Rodeado por un entorno natural privilegiado, este destino invita a desconectarse de la rutina y disfrutar de una escapada relajante en contacto con la biodiversidad cordobesa.
Paisaje serrano y red de arroyos: un entorno para explorar
Las aguas del Valle de Paravachasca ofrecen descanso y diversión en todas las estaciones.
San Clemente está rodeado por los arroyos Las Granadillas y Las Tazanas, y por los ríos San Pedro, San José y Suela, que conforman un entramado natural ideal para refrescarse en verano o descansar junto al agua en invierno.
Los senderos entre espinillos y pinares permiten realizar caminatas, paseos en bicicleta y cabalgatas, mientras se admira el paisaje serrano.
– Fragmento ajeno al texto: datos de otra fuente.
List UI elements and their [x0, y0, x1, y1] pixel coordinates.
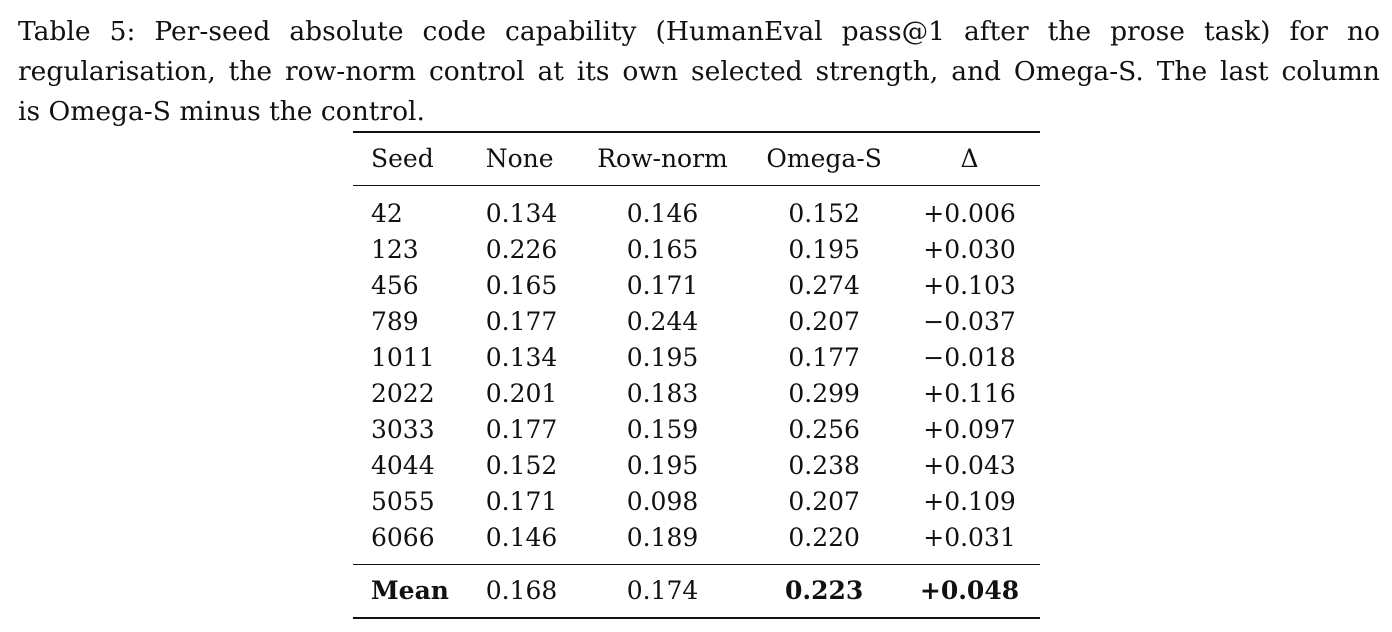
- cell-omega-s: 0.152: [788, 199, 860, 228]
- cell-none: 0.226: [485, 235, 558, 264]
- mean-row-norm: 0.174: [626, 576, 699, 605]
- cell-seed: 123: [371, 235, 419, 264]
- caption-line-1: Table 5: Per-seed absolute code capabili…: [18, 16, 1380, 47]
- caption-line-2: regularisation, the row-norm control at …: [18, 56, 1380, 87]
- cell-seed: 789: [371, 307, 419, 336]
- cell-omega-s: 0.220: [788, 523, 860, 552]
- cell-omega-s: 0.207: [788, 487, 860, 516]
- caption-line-3: is Omega-S minus the control.: [18, 96, 425, 127]
- cell-delta: +0.103: [923, 271, 1016, 300]
- cell-row-norm: 0.098: [626, 487, 699, 516]
- cell-seed: 42: [371, 199, 403, 228]
- cell-omega-s: 0.299: [788, 379, 860, 408]
- table-row: 123 0.226 0.165 0.195 +0.030: [353, 232, 1040, 268]
- cell-omega-s: 0.238: [788, 451, 860, 480]
- cell-omega-s: 0.274: [788, 271, 860, 300]
- cell-row-norm: 0.244: [626, 307, 699, 336]
- cell-delta: +0.116: [923, 379, 1016, 408]
- table-row: 789 0.177 0.244 0.207 −0.037: [353, 304, 1040, 340]
- table-row: 456 0.165 0.171 0.274 +0.103: [353, 268, 1040, 304]
- cell-none: 0.165: [485, 271, 558, 300]
- table-row: 5055 0.171 0.098 0.207 +0.109: [353, 484, 1040, 520]
- results-table: Seed None Row-norm Omega-S Δ 42 0.134 0.…: [353, 131, 1040, 619]
- cell-none: 0.171: [485, 487, 558, 516]
- cell-delta: −0.018: [923, 343, 1016, 372]
- cell-delta: −0.037: [923, 307, 1016, 336]
- cell-seed: 456: [371, 271, 419, 300]
- cell-seed: 1011: [371, 343, 435, 372]
- cell-row-norm: 0.195: [626, 343, 699, 372]
- table-row: 4044 0.152 0.195 0.238 +0.043: [353, 448, 1040, 484]
- cell-delta: +0.043: [923, 451, 1016, 480]
- cell-omega-s: 0.177: [788, 343, 860, 372]
- header-none: None: [485, 144, 554, 173]
- cell-delta: +0.109: [923, 487, 1016, 516]
- cell-delta: +0.006: [923, 199, 1016, 228]
- cell-delta: +0.030: [923, 235, 1016, 264]
- cell-row-norm: 0.171: [626, 271, 699, 300]
- table-row: 42 0.134 0.146 0.152 +0.006: [353, 186, 1040, 233]
- cell-row-norm: 0.146: [626, 199, 699, 228]
- cell-none: 0.177: [485, 307, 558, 336]
- mean-none: 0.168: [485, 576, 558, 605]
- cell-row-norm: 0.189: [626, 523, 699, 552]
- mean-label: Mean: [371, 576, 449, 605]
- cell-none: 0.134: [485, 199, 558, 228]
- cell-none: 0.134: [485, 343, 558, 372]
- table-row: 1011 0.134 0.195 0.177 −0.018: [353, 340, 1040, 376]
- cell-omega-s: 0.207: [788, 307, 860, 336]
- cell-none: 0.152: [485, 451, 558, 480]
- table-header: Seed None Row-norm Omega-S Δ: [353, 132, 1040, 186]
- cell-omega-s: 0.195: [788, 235, 860, 264]
- cell-delta: +0.031: [923, 523, 1016, 552]
- mean-omega-s: 0.223: [784, 576, 864, 605]
- table-body: 42 0.134 0.146 0.152 +0.006 123 0.226 0.…: [353, 186, 1040, 565]
- header-row: Seed None Row-norm Omega-S Δ: [353, 132, 1040, 186]
- cell-row-norm: 0.195: [626, 451, 699, 480]
- cell-row-norm: 0.165: [626, 235, 699, 264]
- cell-none: 0.177: [485, 415, 558, 444]
- cell-none: 0.201: [485, 379, 558, 408]
- header-seed: Seed: [371, 144, 434, 173]
- cell-delta: +0.097: [923, 415, 1016, 444]
- cell-seed: 4044: [371, 451, 435, 480]
- mean-delta: +0.048: [919, 576, 1020, 605]
- header-row-norm: Row-norm: [597, 144, 728, 173]
- cell-row-norm: 0.159: [626, 415, 699, 444]
- header-omega-s: Omega-S: [766, 144, 882, 173]
- results-table-container: Seed None Row-norm Omega-S Δ 42 0.134 0.…: [353, 131, 1040, 619]
- cell-seed: 3033: [371, 415, 435, 444]
- table-row: 6066 0.146 0.189 0.220 +0.031: [353, 520, 1040, 565]
- table-caption: Table 5: Per-seed absolute code capabili…: [18, 12, 1380, 132]
- table-row: 3033 0.177 0.159 0.256 +0.097: [353, 412, 1040, 448]
- cell-seed: 5055: [371, 487, 435, 516]
- header-delta: Δ: [960, 144, 979, 173]
- cell-seed: 6066: [371, 523, 435, 552]
- cell-row-norm: 0.183: [626, 379, 699, 408]
- table-row: 2022 0.201 0.183 0.299 +0.116: [353, 376, 1040, 412]
- cell-seed: 2022: [371, 379, 435, 408]
- table-footer: Mean 0.168 0.174 0.223 +0.048: [353, 564, 1040, 618]
- mean-row: Mean 0.168 0.174 0.223 +0.048: [353, 564, 1040, 618]
- cell-none: 0.146: [485, 523, 558, 552]
- cell-omega-s: 0.256: [788, 415, 860, 444]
Patrimonio cultural y pesca deportiva: identidad local en acción
La capilla de piedra y el Córdoba Trucha Club reflejan la historia y el vínculo con la naturaleza.
Uno de los atractivos históricos del pueblo es la capilla Nuestra Señora de la Merced, construida en piedra en 1947, que aporta un valor cultural al recorrido. Además, San Clemente es sede del Córdoba Trucha Club, pionero en pesca deportiva de truchas en la provincia.
En un dique especialmente acondicionado, se crían miles de ejemplares que luego se liberan o se incorporan a la gastronomía local, ofreciendo una experiencia que combina deporte, naturaleza y sabor serrano.
Parque Nacional Quebrada del Condorito: ecoturismo y avistaje de fauna
A corta distancia de San Clemente se encuentra el Parque Nacional Quebrada del Condorito, un área protegida donde es posible avistar cóndores andinos en vuelo libre y participar de actividades de ecoturismo y observación de fauna.
Este entorno natural ofrece experiencias únicas para quienes buscan aventura y conexión con la biodiversidad.
Hospedaje y gastronomía: opciones para todos los gustos
San Clemente cuenta con una variada oferta de alojamiento, que incluye hosterías, camping, complejos de cabañas, estancias y alquileres temporarios.
La gastronomía local se destaca por los platos elaborados con trucha fresca, disponibles en comedores serranos y proveedurías, que ofrecen un sabor auténtico del Valle de Paravachasca.
Actividades para disfrutar en familia
Además de la pesca y el avistaje de aves, los visitantes pueden recorrer senderos naturales, realizar caminatas, cabalgatas y paseos en bici, o simplemente descansar a la orilla del agua.
San Clemente combina paisaje, cultura y aventura, convirtiéndose en un destino ideal para familias, viajeros curiosos y amantes de la naturaleza.